How common are they?
Mastitis or inflammation of the breast is a common condition in women who are breastfeeding or lactating. The incidence has been reported as 20% in the first 6 months after birth.
A study in Scotland in 2007 found that out of a cohort of 420 breastfeeding women 74 (17.6%) experienced at least 1 episode of mastitis. The majority of these mastitis sufferers experienced the first episode within the first 6 weeks post-birth and 10% of women received inappropriate advice and were advised to stop breastfeeding from the affected breast or to discontinue breastfeeding totally.
Breast abscesses have been reported to occur in 11% of women. Amir & Lumley (2006) have discussed the importance of general practitioners providing emotional support for breastfeeding women with mastitis and how the GP has an important role to play in supporting breastfeeding continuance.
Clinical definition of infective mastitis
- Tender hot swollen wedge shaped area of breast
- Temperature of 38.5°C or over
- Flu-like symptoms
- Systemic illness
- Nipple damage
- History of problems with latching the baby on the breast
- Stress and exhaustion
- Missed feedings and milk stasis
- Previous mastitis history with other babies (identified by Foxman et al)
- Use of a manual breast pump (identified by Foxman et al)
The Academy of Breastfeeding Medicine (Protocol 4) note that the World Health Organization recommend breast-milk-culture and sensitivity testing if there is no response to antibiotics within 2 days, if the mastitis recurs, if it is a hospital-acquired mastitis or in severe and unusual cases.
Treatment and management
Mastitis as a term signifies any inflammation of the breast and this may not involve a bacterial infection.
Redness, discomfort and a blocked area of the breast may be present in the absence of infection.
In the absence of systemic signs, conservative treatment involves continuing breastfeeding, making sure breast milk is removed from the breast frequently and regularly, which may involve breast expression if the baby is not feeding well, resting and application of heat to the affected area.
Effective treatment and support for breastfeeding continuance are essential. Failure to remove milk from the affected breast may predispose the breastfeeding woman to a lactation abscess.
- Examine any breastfeeding mothers who complain of breast pain.
- Encourage effective and frequent milk removal.
- Advise to begin feeding on the unaffected breast if pain is inhibiting let-down of milk.
- Advise to switch to the affected breast after milk let-down.
- Advise gentle breast massage of the affected area during expression or breastfeeding.
- Advise continuation of breastfeeding.
- Advise rest.
- Advise to apply heat to the affected area before a feed.
An anti-inflammatory such as ibuprofen is safe for breastfeeding.
If symptoms of mastitis have not improved within 24 hours or if the woman is feeling ill, antibiotic treatment should be started.

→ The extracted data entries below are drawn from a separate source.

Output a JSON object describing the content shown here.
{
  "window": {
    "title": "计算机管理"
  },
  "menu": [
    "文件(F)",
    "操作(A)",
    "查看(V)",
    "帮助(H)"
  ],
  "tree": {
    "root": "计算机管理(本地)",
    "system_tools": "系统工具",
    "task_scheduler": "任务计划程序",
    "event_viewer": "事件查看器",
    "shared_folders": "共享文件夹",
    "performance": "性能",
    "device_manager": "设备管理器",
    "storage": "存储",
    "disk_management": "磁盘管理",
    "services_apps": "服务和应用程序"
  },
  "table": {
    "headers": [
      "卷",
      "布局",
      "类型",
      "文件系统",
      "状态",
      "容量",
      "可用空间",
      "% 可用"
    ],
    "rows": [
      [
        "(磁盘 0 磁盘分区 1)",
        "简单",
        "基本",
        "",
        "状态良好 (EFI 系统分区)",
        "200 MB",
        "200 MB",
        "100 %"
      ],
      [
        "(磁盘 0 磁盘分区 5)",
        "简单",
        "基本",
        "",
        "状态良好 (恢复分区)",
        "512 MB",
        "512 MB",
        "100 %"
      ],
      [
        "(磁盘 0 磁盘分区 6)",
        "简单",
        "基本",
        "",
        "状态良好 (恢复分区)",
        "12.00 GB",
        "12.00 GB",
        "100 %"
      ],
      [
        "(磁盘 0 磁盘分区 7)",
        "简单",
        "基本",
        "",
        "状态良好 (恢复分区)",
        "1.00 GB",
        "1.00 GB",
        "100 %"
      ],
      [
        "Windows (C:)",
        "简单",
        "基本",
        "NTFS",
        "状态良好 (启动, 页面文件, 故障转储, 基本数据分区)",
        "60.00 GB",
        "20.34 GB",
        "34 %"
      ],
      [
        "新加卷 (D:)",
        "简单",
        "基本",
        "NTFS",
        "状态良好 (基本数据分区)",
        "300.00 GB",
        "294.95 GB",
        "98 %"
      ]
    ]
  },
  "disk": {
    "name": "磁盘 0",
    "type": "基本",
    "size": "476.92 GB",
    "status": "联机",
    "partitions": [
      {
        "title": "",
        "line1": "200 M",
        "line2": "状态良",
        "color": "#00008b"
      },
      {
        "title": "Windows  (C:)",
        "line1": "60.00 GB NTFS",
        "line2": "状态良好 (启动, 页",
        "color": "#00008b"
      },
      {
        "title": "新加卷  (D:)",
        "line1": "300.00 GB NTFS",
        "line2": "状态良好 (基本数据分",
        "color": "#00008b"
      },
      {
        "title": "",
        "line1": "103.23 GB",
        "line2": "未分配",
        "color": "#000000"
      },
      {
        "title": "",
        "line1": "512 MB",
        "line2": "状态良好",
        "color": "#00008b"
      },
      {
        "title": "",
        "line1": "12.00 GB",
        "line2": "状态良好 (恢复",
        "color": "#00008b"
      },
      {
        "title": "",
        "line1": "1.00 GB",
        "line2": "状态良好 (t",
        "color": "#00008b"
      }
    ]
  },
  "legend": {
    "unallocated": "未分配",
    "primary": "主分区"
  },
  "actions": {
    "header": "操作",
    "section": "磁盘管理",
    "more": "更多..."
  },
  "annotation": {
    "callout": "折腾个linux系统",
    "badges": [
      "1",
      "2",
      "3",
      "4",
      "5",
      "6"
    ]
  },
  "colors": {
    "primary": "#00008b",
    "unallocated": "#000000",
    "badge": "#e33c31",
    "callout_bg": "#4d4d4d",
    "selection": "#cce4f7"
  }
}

Staphalococcus Aureus and coagulase-negative staphylococci are the most common pathogens and flucloxacillin 500 mg QID is usually given.
Treatment duration of 10–14 days is recommended by clinical practitioners although there have been no clinical trials.
Short courses of antibiotics have been associated with a high incidence of relapse.
If the woman is allergic to penicillin, cephalexin or clindamycin may be indicated.
Oral antibiotics may not be appropriate in severe cases of mastitis and a woman may need to be admitted for IV-antibiotic treatment.
If all the appropriate treatment for mastitis has been given and an area of the breastfeeding mother’s breast remains hard, reddened and painful an abscess may have formed or be forming.
In some situations the woman may be feeling well again due to the antibiotic treatment and breast drainage and pyrexia may have resolved.
Diagnosis and treatment
A breast ultrasound may identify the abscess area.
Appropriate initial treatment is likely to be needle aspiration which may require repeating.
If there are multiple abscesses or if the abscess is large or unresponsive to repeated aspiration treatments surgical drainage is necessary.
The breast will still require milk drainage and in many cases breastfeeding continues after the surgical drainage when the mother is on further antibiotic treatment.
In some severe cases a mother with repeated serious breast abscesses requiring drainage may decide to allow the affected breast to involute and continue one breast feeding.
Guidance is required to reduce lactation safely without causing further pathology. A referral to a lactation consultant is advised.